A Private Equity Firm Is Blocked From Buying .Org

A private equity firm will not gain control of dot-org, the digital real estate that is home to millions of nonprofits, nongovernmental organizations and community groups.

The board of the Internet Corporation for Assigned Names and Numbers, which oversees the internet naming system, decided on Thursday night to veto the sale of the rights to dot-org to Ethos Capital, which had offered more than $1 billion.

Maarten Botterman, the chair of ICANN, wrote in a blog post that after weighing all the considerations, rejecting Ethos’s proposed bid was “reasonable, and the right thing to do.”

To many, handing control of dot-org to a private equity firm seemed almost heresy. The growing ranks of opponents eventually included internet pioneers, nonprofit leaders and the attorney general of California, Xavier Becerra.

The opponents raised several concerns including the risk of steep price hikes, underinvestment and censorship. Ethos Capital tried to address those worries by pledging to set up a “stewardship council” of outside experts and making “public interest commitments” to restrain price increases and not censor web content.

But critics remained unconvinced. They did not believe that a private-equity firm, driven by the need to deliver rich returns for investors, would act in the best interests of what they regard as the domain of online civic society.

In explaining its decision on Thursday, ICANN, a nonprofit, echoed those concerns. On its website, ICANN said that to approve the sale it “would have to trust that the new proposed for-profit entity” would serve the dot-org community as well as a nonprofit.

ICANN’s ruling on Thursday and the current arrangements for managing dot-org are byproducts of the arcane governance and history of the internet naming system.

In 2002, ICANN granted the Public Interest Registry, another nonprofit, the right to run the dot-org domain. Part of the rationale was that the domain should not be managed on a purely commercial basis — unlike dot-com and dot-net, for example.

The Public Interest Registry, in turn, is controlled by the Internet Society, a nonprofit that helps develop internet standards, education programs and policy. The registry holds a contract to manage dot-org, which was renewed last year for 10 more years.

But under the rules governing the registry, ICANN must approve major changes in its practices and ownership.

The Internet Society saw the sale to Ethos Capital as a way to gain an endowment to fund its operations and get out of the business of operating dot-org, which it wanted to do for some time.

In an interview this week, Andrew Sullivan, chief executive of the Internet Society, said the Ethos Capital bid was one of several proposals it had received — and one that appeared to combine people who had internet experience with the financial resources to help dot-org grow and prosper.

“We viewed it as a good transaction and that would be good for everyone,” Mr. Sullivan said.

If ICANN rejected the Ethos Capital deal, the Internet Society had no immediate backup plan, Mr. Sullivan said, adding that dot-org would be run as before. “We will not neglect dot-org,” he said.

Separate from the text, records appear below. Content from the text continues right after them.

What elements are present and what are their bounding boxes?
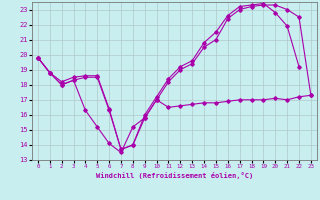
X-axis label: Windchill (Refroidissement éolien,°C): Windchill (Refroidissement éolien,°C)	[96, 172, 253, 179]
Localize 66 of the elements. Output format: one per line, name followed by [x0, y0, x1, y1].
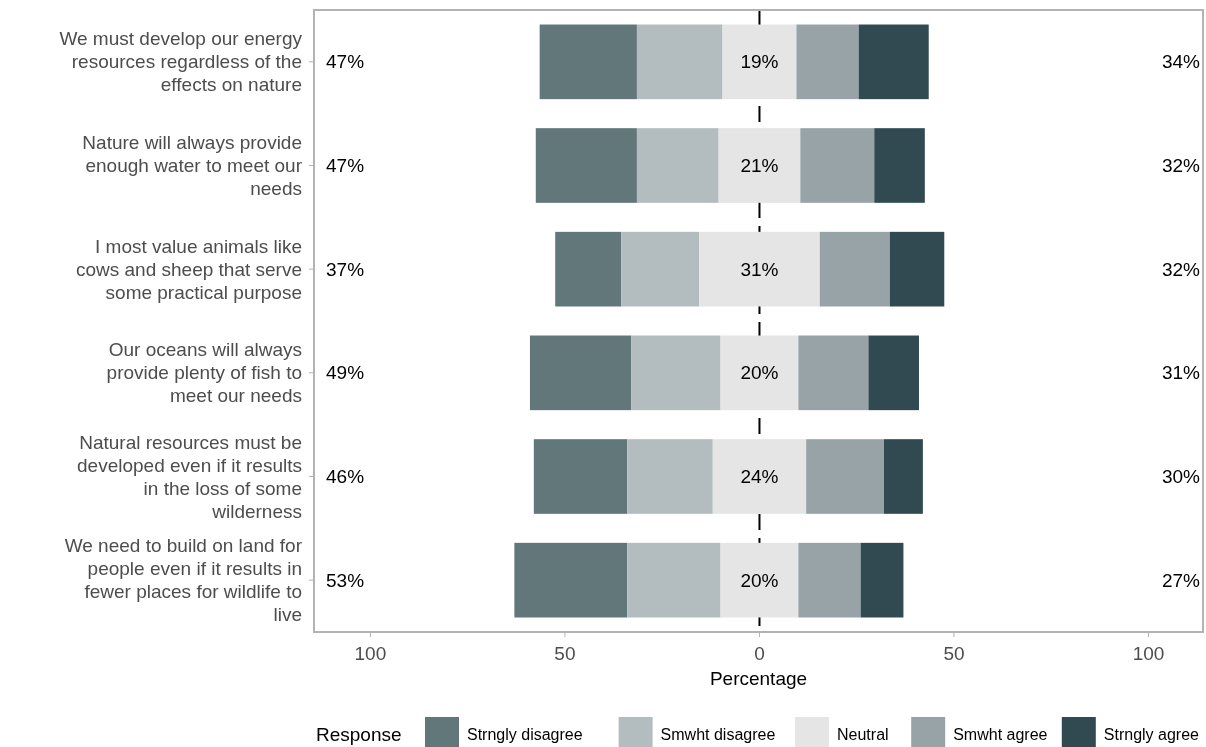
bar [798, 335, 869, 411]
bar [627, 542, 721, 618]
bar [699, 231, 820, 307]
annotation: 49% [326, 362, 365, 384]
annotation: 47% [326, 51, 365, 73]
bar [535, 128, 637, 203]
bar [718, 128, 801, 203]
bar [720, 335, 799, 411]
bar [533, 439, 628, 514]
data-label: 24% [740, 466, 779, 488]
annotation: 46% [326, 466, 365, 488]
bar [883, 439, 923, 514]
bar [874, 128, 925, 203]
annotation: 30% [1161, 466, 1201, 488]
annotation: 31% [1161, 362, 1201, 384]
y-tick-label: Our oceans will always provide plenty of fish to meet our needs [106, 339, 302, 407]
y-tick-label: Nature will always provide enough water to meet our needs [82, 132, 303, 200]
annotation: 53% [326, 569, 365, 591]
x-tick-label: 100 [1132, 642, 1165, 664]
bar [636, 24, 723, 100]
bar [858, 24, 929, 100]
annotation: 32% [1161, 155, 1201, 177]
data-label: 19% [740, 51, 779, 73]
data-label: 20% [740, 569, 779, 591]
bar [722, 24, 797, 100]
bar [621, 231, 700, 307]
bar [712, 439, 807, 514]
data-label: 31% [740, 258, 779, 280]
data-label: 21% [740, 155, 779, 177]
bar [514, 542, 628, 618]
bar [720, 542, 799, 618]
bar [798, 542, 861, 618]
legend-label: Strngly agree [1103, 725, 1200, 743]
annotation: 27% [1161, 569, 1201, 591]
bar [889, 231, 945, 307]
bar [819, 231, 890, 307]
annotation: 47% [326, 155, 365, 177]
x-tick-label: 50 [943, 642, 965, 664]
bar [539, 24, 637, 100]
x-axis-title: Percentage [709, 667, 808, 689]
bar [800, 128, 875, 203]
annotation: 34% [1161, 51, 1201, 73]
annotation: 32% [1161, 258, 1201, 280]
bar [868, 335, 919, 411]
legend-label: Neutral [837, 725, 889, 743]
legend-label: Strngly disagree [467, 725, 583, 743]
bar [631, 335, 721, 411]
legend-title: Response [316, 723, 402, 745]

On April 14, Ms. Dyson and Mr. Roberts wrote to Mr. Becerra, California’s attorney general, urging him to oppose the private equity deal. ICANN is incorporated in California. (The letter was also addressed to the attorney general of Pennsylvania, where the Public Interest Registry is incorporated.)

In January, Mr. Becerra had expressed concerns about the deal and requested documents. Then, in a letter to ICANN’s chief executive and board chair on April 15, Mr. Becerra sided with the deal’s opponents and concluded that the dot-org domain and “the global Internet community — of which innumerable Californians are a part — are better served if ICANN withholds approval of the proposed sale.”

The ICANN board came to the same conclusion, after lengthy deliberations and seeing the breadth and intensity of the opposition.

“The idea of a private equity firm owning this crucial public asset on the web was just anathema to a lot of people,” said Andrew Allemann, editor of Domain Name Wire, an industry news site.